Thursday, March 8, 2012

Mary's "Night" Post #2

         One of these many details is how easy it is for Elie Wiesel to lie to the dentist and not have to deal with any immediate consequences. For instance, when the dentist tells him he's going to remove Wiesel's gold crown, Elie blatantly lies saying, "Couldn't you wait a few days sir? I don't feel well, I have a fever" (52). And before the dentist can call him back to remove his crown, he is hung and Wiesel is allowed to keep his crown for a while, even though he ends up having it taken from him eventually.
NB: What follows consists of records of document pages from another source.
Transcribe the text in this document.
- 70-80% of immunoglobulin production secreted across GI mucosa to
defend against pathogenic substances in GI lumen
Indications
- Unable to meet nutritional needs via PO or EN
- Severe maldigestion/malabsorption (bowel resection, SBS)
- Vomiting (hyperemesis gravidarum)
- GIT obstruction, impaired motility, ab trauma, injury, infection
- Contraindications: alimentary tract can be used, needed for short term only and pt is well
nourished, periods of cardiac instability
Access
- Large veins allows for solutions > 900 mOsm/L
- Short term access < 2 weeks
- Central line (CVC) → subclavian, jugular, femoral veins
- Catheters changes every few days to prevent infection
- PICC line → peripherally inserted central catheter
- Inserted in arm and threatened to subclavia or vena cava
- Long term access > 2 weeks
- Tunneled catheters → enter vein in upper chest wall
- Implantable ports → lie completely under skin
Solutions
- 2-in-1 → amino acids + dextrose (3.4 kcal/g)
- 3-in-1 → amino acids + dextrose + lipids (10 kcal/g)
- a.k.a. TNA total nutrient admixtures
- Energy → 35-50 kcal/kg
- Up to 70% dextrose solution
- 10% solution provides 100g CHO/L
         The two hangings that I read about in this section shocked me because I had never even realized that two events, carried out the exact same way, could turn out so differently. The first hanging, the one in which a man had been condemned to die for stealing a ration of soup left unattended, was almost inspiring. The way he defied everything around him for a bowl of soup! And his last words, they almost remind me of the Declaration of Independence in the way that they must have sounded that day, "Long live liberty!" (62). It must have given the other prisoners something to hope for because that night, "...the soup tasted better than ever" (63), on that night, I'm sure the soup tasted like the hope for a second chance at surviving. Sadly, this was quickly buffeted by the storms of a death that should never be, the long, slow, agonizing, and cruel death of a child who does not even way enough to end his own suffering or cry out his defiance before his people, his faith, and himself. The soup was right to taste like corpses that night because what those people witnessed was something dearly akin to God hanging on the gallows, struggling to end the suffering.
         I can only hope that Wiesel does not kick himself over the decision to leave the camp with the evacuation. He had know way of knowing how close liberation was and like the others around him, he was expecting only the worst, which is completely logical and reasonable.